Rasa malu dan sakit bercampur di dadanya. Ia membenci dirinya sendiri karena tak paham hal-hal yang begitu mendasar tentang hidup Ren dan teman-temannya, padahal selama ini ia begitu dekat dengan mereka. Seketika jurang terasa terbuka lebar. Sebuah jurang yang Bernama kasta sosial sebuah jurang yang memisahkan istana dan dunia panti asuhan. Ia baru sadar betapa besar perbedaan antara statusnya sebagai putri kekaisaran dan latar belakang Ren dan teman-temannya. Meski demikian, Giana tahu ada alasan di balik pertemuan mereka, pasti ada sesuatu yang bisa ia lakukan untuk membantu Ren dan teman-temannya, memperbaiki hubungan mereka. Ia menarik napas dalam-dalam, berusaha menenangkannya, lalu menunduk.

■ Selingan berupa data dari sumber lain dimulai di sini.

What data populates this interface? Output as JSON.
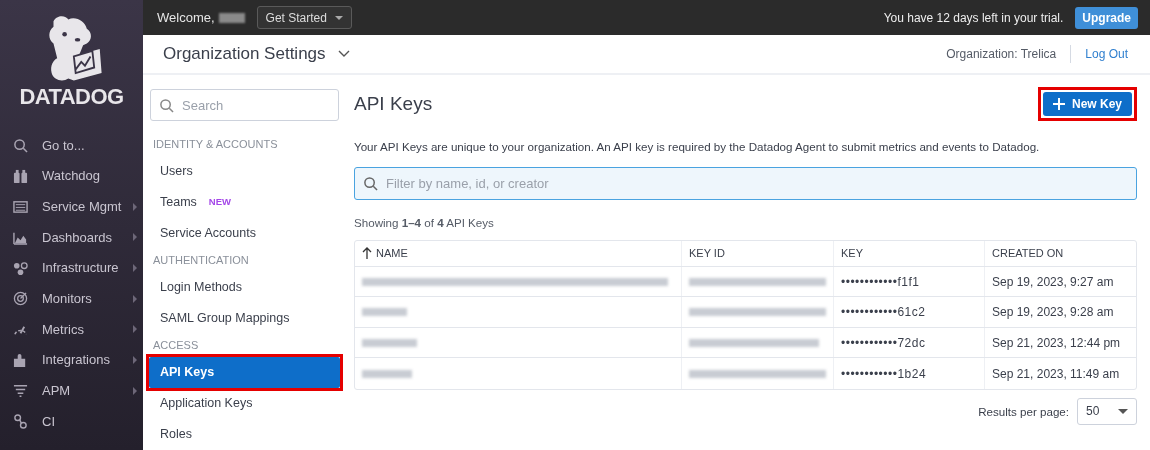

“Ren, maafkan aku,” suaranya pecah. “Aku tidak bermaksud memisahkanmu dari teman-temanmu. Aku tidak tahu bagaimana keadaan kalian sebelum aku mengenal kalian di panti. Aku… aku tidak mau berpisah darimu. Aku mau kita tetap bersama kalian semua adalah teman pertamaku. Tapi aku tidak tahu harus berbuat apa… ketika Tante Theresa bilang hal itu kepadaku. Aku hanya ingin kalian punya kehidupan yang lebih baik. Maafkan aku, ya?”

Tangis tertahan akhirnya pecah. Giana menundukkan kepala, air mata menetes dan kemudian turun membasahi pipinya. Ia telah berusaha sekuat tenaga menyiapkan diri untuk percakapan ini. namun melihat tatapan dingin Ren, suaranya yang dingin, semua itu meruntuhkan pertahanan dirinya. Rasa takut bahwa Ren membencinya menggerayangi hati kecilnya. Ren menghela napas panjang. Ia menggaruk belakang kepalanya, gerakan canggung yang tak selaras dengan kata-katanya yang dingin tadi. Matanya melembut, menatap Giana yang masih terisak di sampingnya. Ada sesuatu seperti penyesalan tipis di sana, terselip di balik dinding keras yang beberapa saat lalu Ren bangun.

“Aku juga minta maaf, Gia…”

Ren akhirnya membuka suara, menatap gadis itu yang sudah menangis. Suaranya lebih lembut, meski masih terasa kaku, seolah ia berusaha menata kata-katanya agar tidak menyakitinya lebih jauh.

“Aku nggak bermaksud membuatmu merasa seperti ini. Aku hanya… tidak bisa menerima semua hal itu. Professor Theresa sudah seperti orang tua kami. Kami nggak mau meninggalkannya begitu saja.”

Giana mengangkat wajahnya sedikit. Air matanya masih membasahi pipi, namun ia menyeka dengan punggung tangannya, berusaha tegar di hadapan Ren.

“Aku mengerti… Ren, maafkan keegoisanku. Aku hanya berpikir… mungkin bisa aku diskusikan lagi dengan Tante Theresa.”

Ren menggeleng, lalu tersenyum tipis senyum hangat yang begitu dirindukan Giana.

“Tidak perlu. Kami semua sudah bicara.”